When I asked TB about this, he didn't hide his disappointment but he also seemed to accept it, with some resignation. He said to me - flat out - that this always happens. Right at the moment of transition [my words] someone comes along and fucks it up [definitely my words]. He & I were getting into a bit of a discussion about this and were heading toward an interesting conclusion within the conversation. Just then, the same guy from yesterday interrupted. This interruption again took away the attention in the room. Tony looked at me with a wordless expression as if to say, "See, what'd I tell you?"

I have never considered the idea of the deliberate wrecking of a performance. Then again, heedlessness comes in all shapes and sizes. Not an encouraging proposition, I regret to say.

From New York --

I've been dealing a lot with the issues of fantasy and projection both as a teacher and as a practitioner. In medicine - it's a tricky issue. How do I treat a person whose illness is largely caused by their fantasy running the show? I can treat the symptoms, which is a start, but not the same as treating the person. I can clonk the fantasy on the head, which can often result in the person leaving my practice (no doubt in high dudgeon) in which case I can't help them further. And they may spread poison about their practitioner which doesn't serve either of us. So the quandary often becomes: How to treat the person who wants to have someone else fix them and doesn't want to actually take responsibility for their health. It's a product of our culture, an attitude prominent, but not limited to, our times.

From New Jersey --

The transitions between each stage is liminal: there is a change of state which accompanies each transition. For example, ice > water > steam. The basic component is the same (hydrogen & oxygen molecules) but the state changes when heat is applied. In a performance context, when the transition is underway, the moment (and performer) is maximally vulnerable to changes in "heat" - the consciousness of the audience.

The Analogy may be better then you know. For sitting with an Ovation. A classic experiment in grade school is to simply heat some water; then take its temperature as you apply heat and measure the temp vs. time. One would suppose since theres a constant steady amount of heat being applied; the rise would be a constant increase.

No.

We (see) on the graph where over time, even though the same amount of heat is being applied; the temperature remains constant; it plateaus on the graph. JUST before boiling. Theoretically at 99.99999....C

Why?

Because when you heat water from say 20C to 30C you're just making the molecules move faster relative to one another; and this motion, the water-cules hitting the thermometer, the kinetic energy, is what the thermo reads. But when water reaches the boiling point; RIGHT before the boiling point; the energy changes.

The heat energy goes from making the molecules move faster to Breaking the Bonds between the water molecules, so that the change in state might take place.

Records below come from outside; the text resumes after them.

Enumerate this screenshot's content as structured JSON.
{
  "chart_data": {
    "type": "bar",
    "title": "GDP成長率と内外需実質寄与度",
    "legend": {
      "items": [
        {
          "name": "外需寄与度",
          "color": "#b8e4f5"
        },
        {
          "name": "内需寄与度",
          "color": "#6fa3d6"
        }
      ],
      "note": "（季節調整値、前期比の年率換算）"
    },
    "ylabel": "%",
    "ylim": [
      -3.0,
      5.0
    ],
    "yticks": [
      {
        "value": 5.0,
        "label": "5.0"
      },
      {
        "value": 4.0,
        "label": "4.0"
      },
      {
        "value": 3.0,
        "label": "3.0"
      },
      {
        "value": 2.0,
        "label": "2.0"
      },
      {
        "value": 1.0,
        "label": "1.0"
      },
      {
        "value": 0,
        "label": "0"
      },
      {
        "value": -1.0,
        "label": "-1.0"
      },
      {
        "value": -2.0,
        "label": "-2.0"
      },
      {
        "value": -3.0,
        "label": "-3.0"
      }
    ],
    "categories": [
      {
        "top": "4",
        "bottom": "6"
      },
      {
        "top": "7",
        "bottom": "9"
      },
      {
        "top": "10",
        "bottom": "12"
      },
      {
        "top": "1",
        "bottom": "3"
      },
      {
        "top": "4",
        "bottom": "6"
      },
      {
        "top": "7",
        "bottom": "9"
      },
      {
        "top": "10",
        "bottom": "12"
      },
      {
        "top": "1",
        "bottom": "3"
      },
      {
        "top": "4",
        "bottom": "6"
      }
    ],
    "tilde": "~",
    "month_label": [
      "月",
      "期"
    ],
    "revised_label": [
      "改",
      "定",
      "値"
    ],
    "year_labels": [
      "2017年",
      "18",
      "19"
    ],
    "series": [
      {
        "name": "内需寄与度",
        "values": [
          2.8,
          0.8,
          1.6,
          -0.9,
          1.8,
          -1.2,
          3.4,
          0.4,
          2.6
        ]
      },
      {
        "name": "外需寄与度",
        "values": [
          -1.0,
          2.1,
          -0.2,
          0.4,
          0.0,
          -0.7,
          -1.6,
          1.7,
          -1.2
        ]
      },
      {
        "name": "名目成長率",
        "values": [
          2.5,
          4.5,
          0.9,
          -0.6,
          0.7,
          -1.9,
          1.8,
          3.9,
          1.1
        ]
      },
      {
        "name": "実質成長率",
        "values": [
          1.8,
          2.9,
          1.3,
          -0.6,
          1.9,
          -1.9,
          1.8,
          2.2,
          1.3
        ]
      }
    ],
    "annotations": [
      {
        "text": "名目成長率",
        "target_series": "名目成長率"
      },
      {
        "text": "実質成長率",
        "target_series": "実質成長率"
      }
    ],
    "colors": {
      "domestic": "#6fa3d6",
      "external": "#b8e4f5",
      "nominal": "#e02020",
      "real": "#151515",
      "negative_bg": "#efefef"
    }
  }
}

The energy is no longer used to move the molecules; so No Increase in Temp.

In a perfect experiment; the temp of the water in the system would remain at 100C [boiling point] with NO temperature change, until All of the bonds have been broken; and the liquid is gone and the steam; under pressure can rise past 100C.

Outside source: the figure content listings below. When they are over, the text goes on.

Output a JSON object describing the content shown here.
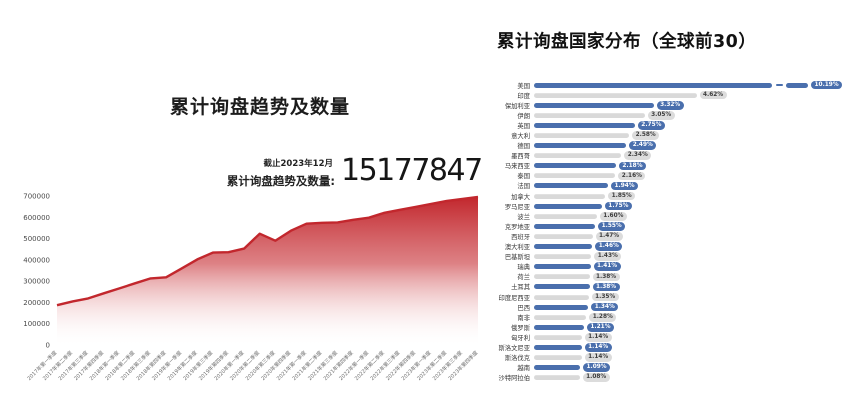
{
  "colors": {
    "red_line": "#c2272d",
    "red_fill_top": "#c2272d",
    "blue": "#4a6fad",
    "gray_bar": "#d9d9d9",
    "text_dark": "#1c1c1c"
  },
  "left": {
    "title": "累计询盘趋势及数量",
    "asof": "截止2023年12月",
    "total_label": "累计询盘趋势及数量:",
    "total_value": "15177847"
  },
  "right": {
    "title": "累计询盘国家分布（全球前30）"
  },
  "chart_data": [
    {
      "type": "area",
      "title": "累计询盘趋势及数量",
      "xlabel": "",
      "ylabel": "",
      "ylim": [
        0,
        700000
      ],
      "yticks": [
        0,
        100000,
        200000,
        300000,
        400000,
        500000,
        600000,
        700000
      ],
      "grid": false,
      "line_color": "#c2272d",
      "fill_style": "red gradient fading to white at bottom",
      "x": [
        "2017年第一季度",
        "2017年第二季度",
        "2017年第三季度",
        "2017年第四季度",
        "2018年第一季度",
        "2018年第二季度",
        "2018年第三季度",
        "2018年第四季度",
        "2019年第一季度",
        "2019年第二季度",
        "2019年第三季度",
        "2019年第四季度",
        "2020年第一季度",
        "2020年第二季度",
        "2020年第三季度",
        "2020年第四季度",
        "2021年第一季度",
        "2021年第二季度",
        "2021年第三季度",
        "2021年第四季度",
        "2022年第一季度",
        "2022年第二季度",
        "2022年第三季度",
        "2022年第四季度",
        "2023年第一季度",
        "2023年第二季度",
        "2023年第三季度",
        "2023年第四季度"
      ],
      "values": [
        187000,
        205000,
        219000,
        243000,
        266000,
        290000,
        313000,
        318000,
        360000,
        402000,
        434000,
        436000,
        453000,
        523000,
        490000,
        537000,
        570000,
        574000,
        576000,
        588000,
        598000,
        621000,
        635000,
        649000,
        663000,
        677000,
        686000,
        696000
      ]
    },
    {
      "type": "bar",
      "orientation": "horizontal",
      "title": "累计询盘国家分布（全球前30）",
      "unit": "%",
      "legend_position": "none",
      "bar_color_odd_rows": "#4a6fad",
      "bar_color_even_rows": "#d9d9d9",
      "axis_break_on_first_bar": true,
      "categories": [
        "美国",
        "印度",
        "保加利亚",
        "伊朗",
        "英国",
        "意大利",
        "德国",
        "墨西哥",
        "马来西亚",
        "泰国",
        "法国",
        "加拿大",
        "罗马尼亚",
        "波兰",
        "克罗地亚",
        "西班牙",
        "澳大利亚",
        "巴基斯坦",
        "瑞典",
        "荷兰",
        "土耳其",
        "印度尼西亚",
        "巴西",
        "南非",
        "俄罗斯",
        "匈牙利",
        "斯洛文尼亚",
        "斯洛伐克",
        "越南",
        "沙特阿拉伯"
      ],
      "values": [
        10.19,
        4.62,
        3.32,
        3.05,
        2.75,
        2.58,
        2.49,
        2.34,
        2.18,
        2.16,
        1.94,
        1.85,
        1.75,
        1.6,
        1.55,
        1.47,
        1.46,
        1.43,
        1.41,
        1.38,
        1.38,
        1.35,
        1.34,
        1.28,
        1.21,
        1.14,
        1.14,
        1.14,
        1.09,
        1.08
      ]
    }
  ]
}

The analogies between these changes in state, and how breakthroughs in guitar practice [a state change] occur. A person Will, Necessarily, reach a seeming plateau, and even with the constant addition of heat, there's no change. Because that amount or intensity of practice isn't enough; it will just maintain the almost-boiling-about-to-break-free level. But there's NO way to heat water above 100C without also adding addition energy; in the form of pressure.